Now the idea of a transaction is good: we want activity handling to either succeed entirely or be rolled back. But the fact that some activities cannot be handled should not interfere with other activities. So this has been fixed by moving the transaction to the inside of the loop:

$activities = get_records('activity_queue');  
foreach ($activities as $activity) {  
  db_begin();  
  try {  
      handle_activity($activity);  
  }  
  catch (MaharaException $e) {  
      log_debug($e->getMessage());  
  }  
  db_commit();  
}  
delete_records('activity_queue');

So individual activites are allowed to fail and get rolled back, but they will not affect other activites. But there was still one remaining problem: what if we encounter an error we cannot catch? For example, what would happen if PHP were to segfault or run out of memory while the activity queue is being processed?

Well, in that case, it turns out that Mahara will never reach the delete_records() call and the activity queue will never be cleared. Which means that on the next cron run, all of the activities will be handled again, even the ones that were successfully handled already (i.e. emails will be sent over and over again).

The way we fixed this problem was by moving the delete_records() from the end of the function to the beginning of the loop:

$activities = get_records('activity_queue');  
foreach ($activities as $activity) {  
  delete_records('activity_queue', 'id', $activity->id);  
  
  db_begin();  
  try {  
      handle_activity($activity);  
  }  
  catch (MaharaException $e) {  
      log_debug($e->getMessage());  
  }  
  db_commit();  
}

Each activity is removed from the queue before it is processed.

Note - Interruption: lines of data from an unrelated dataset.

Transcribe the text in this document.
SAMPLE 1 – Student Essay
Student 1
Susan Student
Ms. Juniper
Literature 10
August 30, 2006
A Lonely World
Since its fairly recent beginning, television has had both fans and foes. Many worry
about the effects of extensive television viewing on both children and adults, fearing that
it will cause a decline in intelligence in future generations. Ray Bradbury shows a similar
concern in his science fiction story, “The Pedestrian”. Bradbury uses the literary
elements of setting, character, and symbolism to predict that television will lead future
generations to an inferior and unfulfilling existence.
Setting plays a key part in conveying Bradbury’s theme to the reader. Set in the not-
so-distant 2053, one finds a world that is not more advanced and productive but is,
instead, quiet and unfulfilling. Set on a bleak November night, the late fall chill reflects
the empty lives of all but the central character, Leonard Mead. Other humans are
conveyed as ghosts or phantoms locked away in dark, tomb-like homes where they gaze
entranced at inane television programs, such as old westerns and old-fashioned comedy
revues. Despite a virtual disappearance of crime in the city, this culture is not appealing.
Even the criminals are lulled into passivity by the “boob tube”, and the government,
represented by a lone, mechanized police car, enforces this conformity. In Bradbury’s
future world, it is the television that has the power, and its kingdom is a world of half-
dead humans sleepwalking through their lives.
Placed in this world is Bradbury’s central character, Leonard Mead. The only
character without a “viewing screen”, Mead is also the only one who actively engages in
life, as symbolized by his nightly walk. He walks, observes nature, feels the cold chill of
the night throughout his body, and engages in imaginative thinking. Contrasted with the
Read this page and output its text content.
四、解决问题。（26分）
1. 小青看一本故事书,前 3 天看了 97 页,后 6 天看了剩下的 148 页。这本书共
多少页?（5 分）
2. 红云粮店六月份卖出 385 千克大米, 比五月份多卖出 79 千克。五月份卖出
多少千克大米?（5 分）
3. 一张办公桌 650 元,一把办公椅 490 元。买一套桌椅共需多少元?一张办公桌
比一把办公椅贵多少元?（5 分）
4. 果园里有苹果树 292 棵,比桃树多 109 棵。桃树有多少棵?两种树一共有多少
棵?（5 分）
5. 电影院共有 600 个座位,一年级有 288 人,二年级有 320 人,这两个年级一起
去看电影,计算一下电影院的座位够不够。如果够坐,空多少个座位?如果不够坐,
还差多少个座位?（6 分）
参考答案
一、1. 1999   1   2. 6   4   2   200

Unfortunately, there is a downside to this modification: should an activity handler fail for whatever reason, no further attempts will be made. This means that some notifications could be lost if an unexpected error occurs.

However, given that some of the activity handlers send emails out into the world and that it is not possible to "un-send" them, this is the only way we can guarantee that no duplicate emails will be sent. Of course, if you notice that certain notifications are lost because of a bug in Mahara, let us know and we'll fix it!